We currently have 2 separate networks, a 192.168.1.0, and a 10.1.1.0, both which are class C subnets.
Most of our user PC's, and almost all servers are housed on the 192.168 network. The most major thing that is on the 10.1 network is our email server, and a static DNS server, and also a few un-migrated user PC's.
All ports are currently assigned to the default VLAN 1. What is the best way to go about setting up VLANs on this network? I plan on creating a VLAN192, and a VLAN10, and assigning all necessary ports to the correct VLANs. In the near future there will also be 1 or 2 more VLAN's created for VoIP).
What is needed to correctly route traffic between each VLAN? Right now we have a Cisco4506 L3 switch, in which I can set up routing (IP routing command/static routes/EIGRP??).
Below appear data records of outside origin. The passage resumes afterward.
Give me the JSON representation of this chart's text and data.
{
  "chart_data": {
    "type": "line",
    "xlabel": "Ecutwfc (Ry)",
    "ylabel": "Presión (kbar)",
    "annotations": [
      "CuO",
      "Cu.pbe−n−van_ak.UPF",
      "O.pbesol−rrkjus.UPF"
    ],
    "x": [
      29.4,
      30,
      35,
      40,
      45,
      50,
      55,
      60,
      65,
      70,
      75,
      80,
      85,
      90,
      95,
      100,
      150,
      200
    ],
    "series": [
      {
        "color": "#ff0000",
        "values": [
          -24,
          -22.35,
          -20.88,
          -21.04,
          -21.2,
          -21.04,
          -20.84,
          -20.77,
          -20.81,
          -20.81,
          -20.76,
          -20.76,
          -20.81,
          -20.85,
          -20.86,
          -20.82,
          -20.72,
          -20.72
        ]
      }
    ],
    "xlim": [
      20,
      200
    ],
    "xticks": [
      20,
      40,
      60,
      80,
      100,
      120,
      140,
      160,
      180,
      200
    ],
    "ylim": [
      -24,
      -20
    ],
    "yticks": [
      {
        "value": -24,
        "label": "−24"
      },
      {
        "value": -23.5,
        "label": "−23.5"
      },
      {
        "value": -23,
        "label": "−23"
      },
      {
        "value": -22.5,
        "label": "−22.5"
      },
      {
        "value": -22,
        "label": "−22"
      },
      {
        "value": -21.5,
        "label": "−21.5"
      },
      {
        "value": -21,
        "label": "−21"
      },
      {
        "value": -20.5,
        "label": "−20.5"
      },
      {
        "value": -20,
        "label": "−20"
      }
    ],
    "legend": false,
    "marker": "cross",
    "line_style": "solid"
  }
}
All edge/access switches on the network connect back to the 4506, and then on the "other side" of the 4506 we have a PIX Firewall, and then the "public internet".
Also, to throw another question in, I plan on subnetting down the 10.1 network, but again, I'm assuming that I can easily set up static routing in the L3 4506, or even use a routing protocol that supports VLSM's, such as EIGRP.
What problems might I run into? There are currently 2 DHCP servers in place, one for each network, so I don't think that will be a problem, but again I could be wrong.
Any help is always greatly appreciated!